Pour la gestion quotidienne des maladies et le traitement des blessures mineures, de nombreux nouveaux sans-abri se tournaient vers de petites cliniques de fortune comme celle gérée par le Parti communiste turc du côté ouest d’Antakya. Sous une bâche bleue tendue à côté des ruines d’une station-service, des volontaires distribuaient des médicaments donnés, tandis que les médecins s’occupaient de Bassel al-Noun, 31 ans, un fabricant syrien de baklava qui avait passé les quatre derniers jours à extraire les victimes des appartements effondrés. Il avait été trop occupé pour obtenir de l’aide pour sa main gauche ensanglantée, qu’il ne pouvait pas bouger beaucoup.

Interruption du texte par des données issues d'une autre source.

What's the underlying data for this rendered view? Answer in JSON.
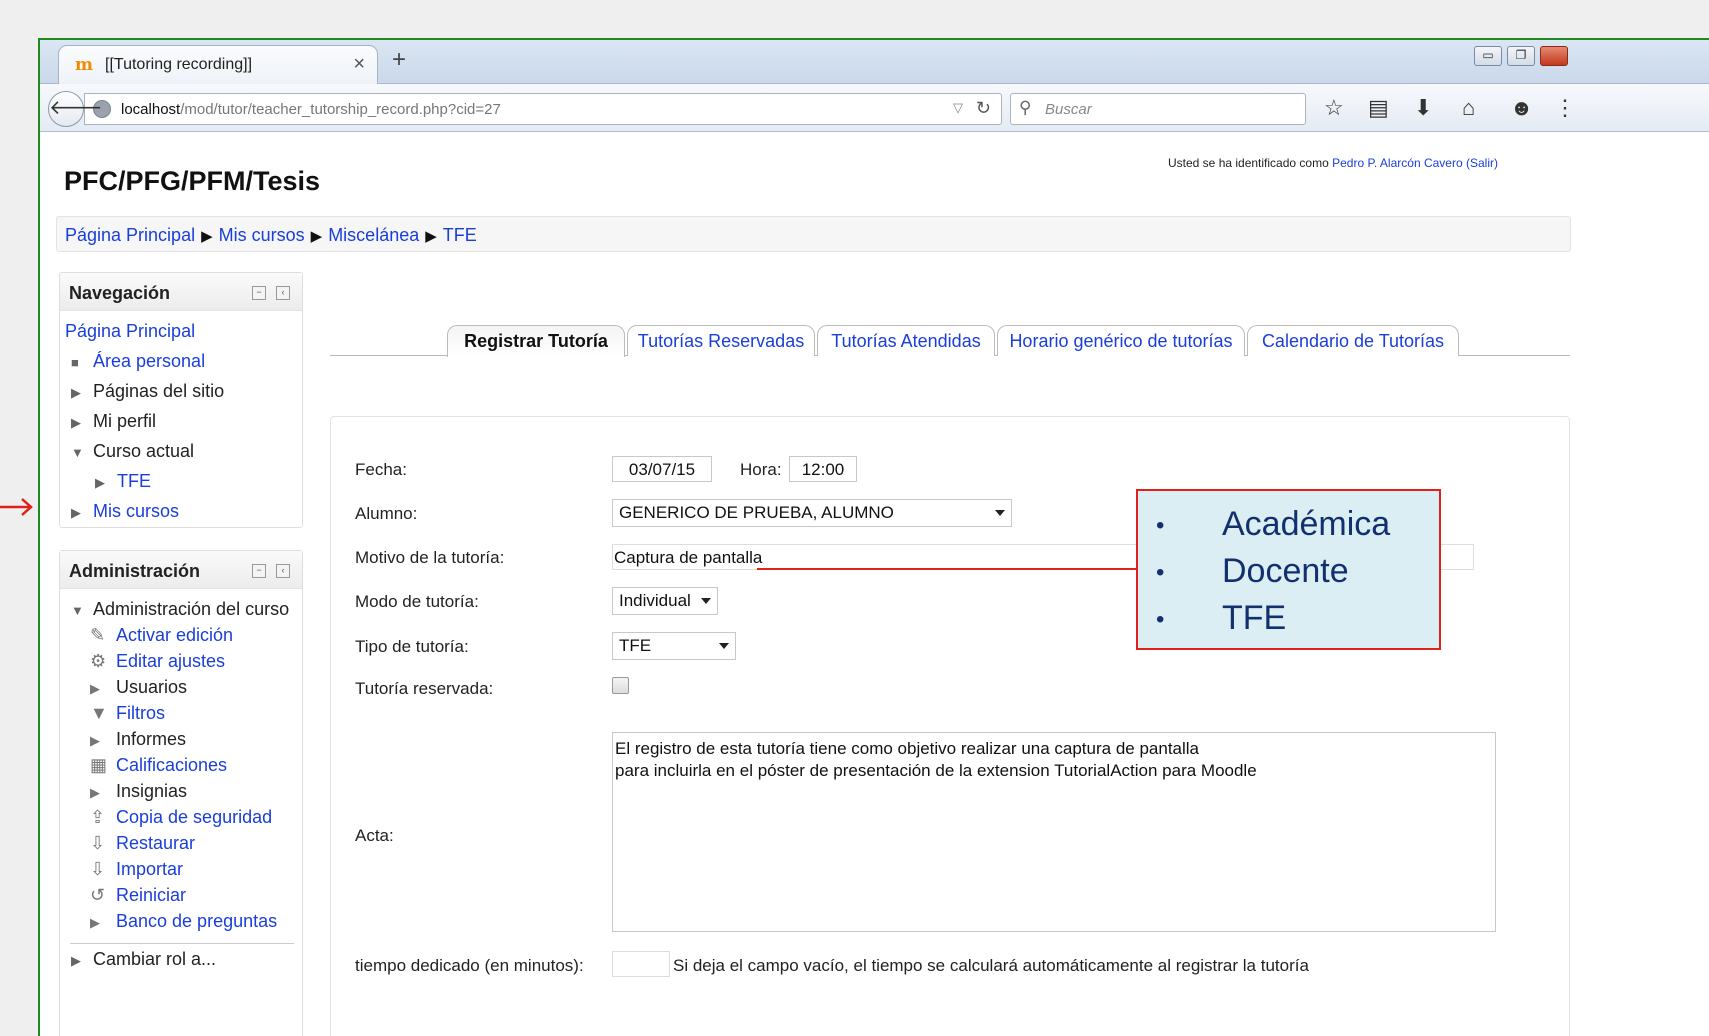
{
  "browser": {
    "tab_title": "[[Tutoring recording]]",
    "tab_favicon": "moodle-icon",
    "tab_close": "×",
    "new_tab": "+",
    "url_host": "localhost",
    "url_path": "/mod/tutor/teacher_tutorship_record.php?cid=27",
    "search_placeholder": "Buscar"
  },
  "header": {
    "site_title": "PFC/PFG/PFM/Tesis",
    "login_prefix": "Usted se ha identificado como",
    "login_user": "Pedro P. Alarcón Cavero",
    "login_logout": "(Salir)"
  },
  "breadcrumb": [
    "Página Principal",
    "Mis cursos",
    "Miscelánea",
    "TFE"
  ],
  "navigation": {
    "title": "Navegación",
    "items": [
      "Página Principal",
      "Área personal",
      "Páginas del sitio",
      "Mi perfil",
      "Curso actual",
      "TFE",
      "Mis cursos"
    ]
  },
  "administration": {
    "title": "Administración",
    "course_admin": "Administración del curso",
    "items": [
      "Activar edición",
      "Editar ajustes",
      "Usuarios",
      "Filtros",
      "Informes",
      "Calificaciones",
      "Insignias",
      "Copia de seguridad",
      "Restaurar",
      "Importar",
      "Reiniciar",
      "Banco de preguntas"
    ],
    "cut_item": "Cambiar rol a..."
  },
  "tabs": [
    "Registrar Tutoría",
    "Tutorías Reservadas",
    "Tutorías Atendidas",
    "Horario genérico de tutorías",
    "Calendario de Tutorías"
  ],
  "form": {
    "fecha_label": "Fecha:",
    "fecha_value": "03/07/15",
    "hora_label": "Hora:",
    "hora_value": "12:00",
    "alumno_label": "Alumno:",
    "alumno_value": "GENERICO DE PRUEBA, ALUMNO",
    "motivo_label": "Motivo de la tutoría:",
    "motivo_value": "Captura de  pantalla",
    "modo_label": "Modo de tutoría:",
    "modo_value": "Individual",
    "tipo_label": "Tipo de tutoría:",
    "tipo_value": "TFE",
    "reservada_label": "Tutoría reservada:",
    "acta_label": "Acta:",
    "acta_line1": "El registro de esta tutoría tiene como objetivo  realizar una captura de pantalla",
    "acta_line2": "para incluirla en el póster de presentación de la extension TutorialAction para Moodle",
    "tiempo_label": "tiempo dedicado (en minutos):",
    "tiempo_hint": "Si deja el campo vacío, el tiempo se calculará automáticamente al registrar la tutoría"
  },
  "callout": {
    "items": [
      "Académica",
      "Docente",
      "TFE"
    ]
  },
  "colors": {
    "link": "#1a3eda",
    "callout_border": "#e0201b",
    "callout_bg": "#dbeef4",
    "callout_text": "#12306d",
    "window_border": "#1f8a1f"
  }
}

Aslihan Cakaloglu, 45 ans, l’un des médecins, est venu à Antakya depuis Ankara, la capitale. Elle et son équipe avaient d’abord été dépassées par l’ampleur de la catastrophe, a-t-elle dit, un problème pour lequel la seule solution avait été d’aller travailler et de continuer à travailler.

« Savoir qu’il y a beaucoup de gens sous les bâtiments que vous n’êtes pas en mesure d’atteindre et de traiter, c’est très mauvais », a déclaré le Dr Cakaloglu. « Mais maintenant, nous nous organisons. Cela signifie quelque chose que nous pouvons faire notre travail.

Safak Timur a contribué au reportage de Gaziantep, Turquie.